I've been doing some research on how to move zipped S3 data to Elasticsearch. On Aws website there is information where you could create a lambda that unzips file and re-upload it then move it to ES. Right now since I do not have too large dataset I am downloading data into my local computer and sending it to ElasticSearch with correct format. Both method seems inefficient and I am wondering if there is a way to unzip file then move it to Elasticsearch w/o downloading or re-uploading data.
Right now this is my code:
s3 = boto3.resource('s3')
s3.Bucket(bucket).download_file(key, 'download_path')
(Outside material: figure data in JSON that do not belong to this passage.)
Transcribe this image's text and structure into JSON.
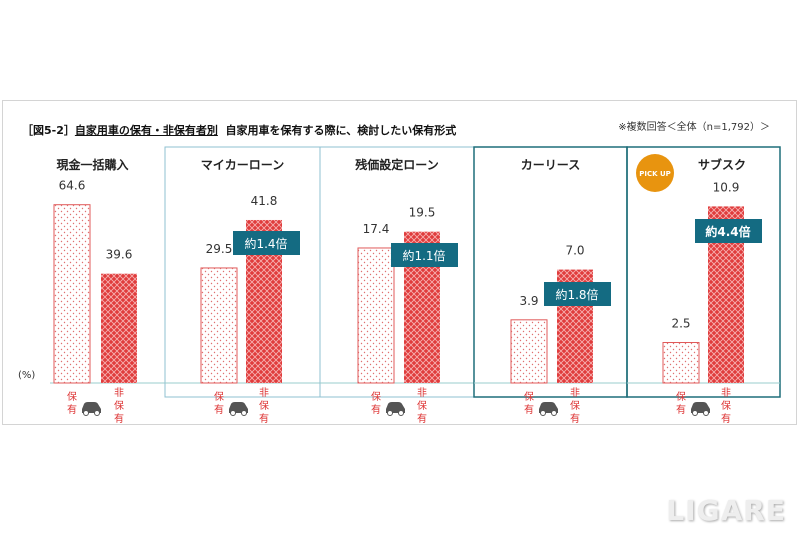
{
  "title": {
    "label": "［図5-2］",
    "underlined": "自家用車の保有・非保有者別",
    "rest": "自家用車を保有する際に、検討したい保有形式"
  },
  "note": "※複数回答＜全体（n=1,792）＞",
  "unit": "(%)",
  "pick_up": "PICK UP",
  "logo": "LIGARE",
  "legend": {
    "hold": "保有",
    "nonhold": "非保有",
    "icon": "car-icon"
  },
  "colors": {
    "red": "#e03c3c",
    "teal": "#146b82",
    "panel_border_light": "#8fc0d2",
    "panel_border_dark": "#1e6e7a",
    "pickup": "#e8940f"
  },
  "chart_data": {
    "type": "bar",
    "categories": [
      "現金一括購入",
      "マイカーローン",
      "残価設定ローン",
      "カーリース",
      "サブスク"
    ],
    "series": [
      {
        "name": "保有",
        "values": [
          64.6,
          29.5,
          17.4,
          3.9,
          2.5
        ]
      },
      {
        "name": "非保有",
        "values": [
          39.6,
          41.8,
          19.5,
          7.0,
          10.9
        ]
      }
    ],
    "multipliers": [
      "",
      "約1.4倍",
      "約1.1倍",
      "約1.8倍",
      "約4.4倍"
    ],
    "ylabel": "(%)"
  }
}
ip_pattern = re.compile('(\d+\.\d+\.\d+\.\d+)')
time_pattern = re.compile('\[(\d+\/\w\w\w\/\d\d\d\d:\d\d:\d\d:\d\d\s\+\d\d\d\d)\]')
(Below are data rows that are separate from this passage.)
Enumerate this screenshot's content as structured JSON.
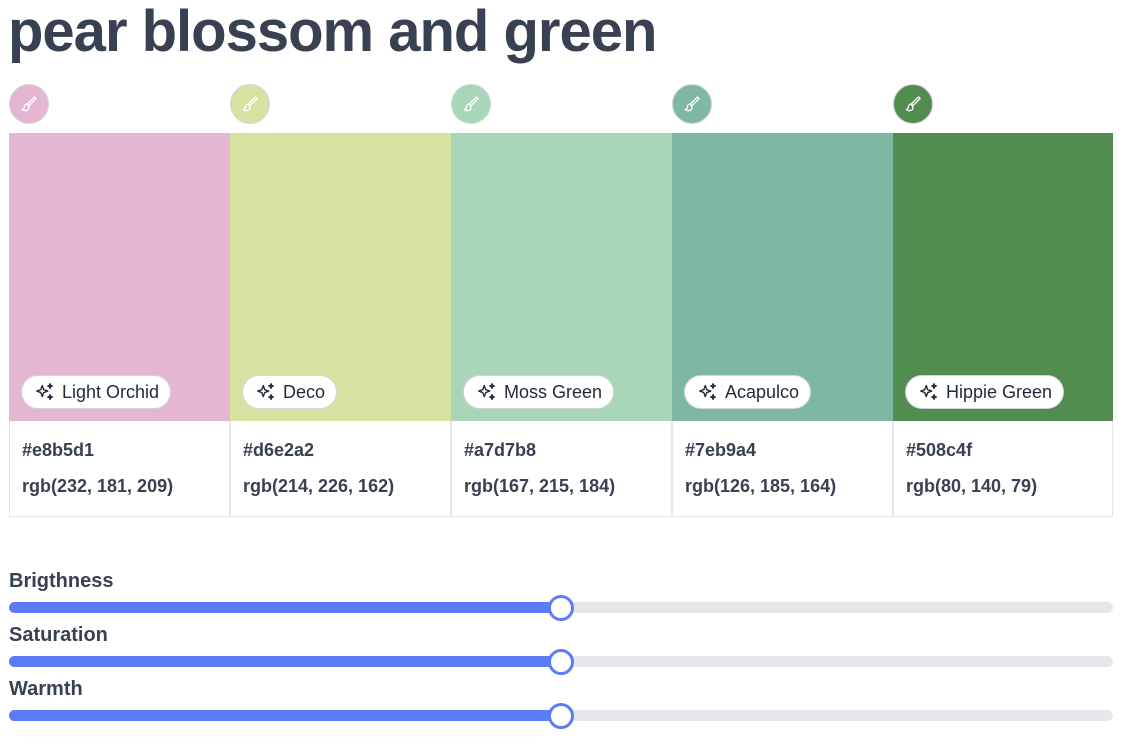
{
  "title": "pear blossom and green",
  "icons": {
    "brush": "paint-brush-icon",
    "sparkle": "sparkles-icon"
  },
  "colors": [
    {
      "name": "Light Orchid",
      "hex": "#e8b5d1",
      "rgb": "rgb(232, 181, 209)",
      "swatch": "#e5b6d1",
      "icon_stroke": "#ffffff"
    },
    {
      "name": "Deco",
      "hex": "#d6e2a2",
      "rgb": "rgb(214, 226, 162)",
      "swatch": "#d6e2a2",
      "icon_stroke": "#ffffff"
    },
    {
      "name": "Moss Green",
      "hex": "#a7d7b8",
      "rgb": "rgb(167, 215, 184)",
      "swatch": "#a9d6b9",
      "icon_stroke": "#ffffff"
    },
    {
      "name": "Acapulco",
      "hex": "#7eb9a4",
      "rgb": "rgb(126, 185, 164)",
      "swatch": "#7eb8a2",
      "icon_stroke": "#ffffff"
    },
    {
      "name": "Hippie Green",
      "hex": "#508c4f",
      "rgb": "rgb(80, 140, 79)",
      "swatch": "#518d4f",
      "icon_stroke": "#ffffff"
    }
  ],
  "sliders": [
    {
      "label": "Brigthness",
      "value": 0.5
    },
    {
      "label": "Saturation",
      "value": 0.5
    },
    {
      "label": "Warmth",
      "value": 0.5
    }
  ],
  "accent": "#5b7cf6"
}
message_pattern = re.compile('\"(.+)\"')
with gzip.open('download_path') as files:
data = ""
document = {}
for line in files:
line = line.decode("utf-8") # decode byte to str
ip = ip_pattern.search(line).group(0)
timestamp = time_pattern.search(line).group(0)
message = message_pattern.search(line).group(0)
document = { "ip": ip, "timestamp": timestamp, "message": message }
If there isn't any better way I will use above code.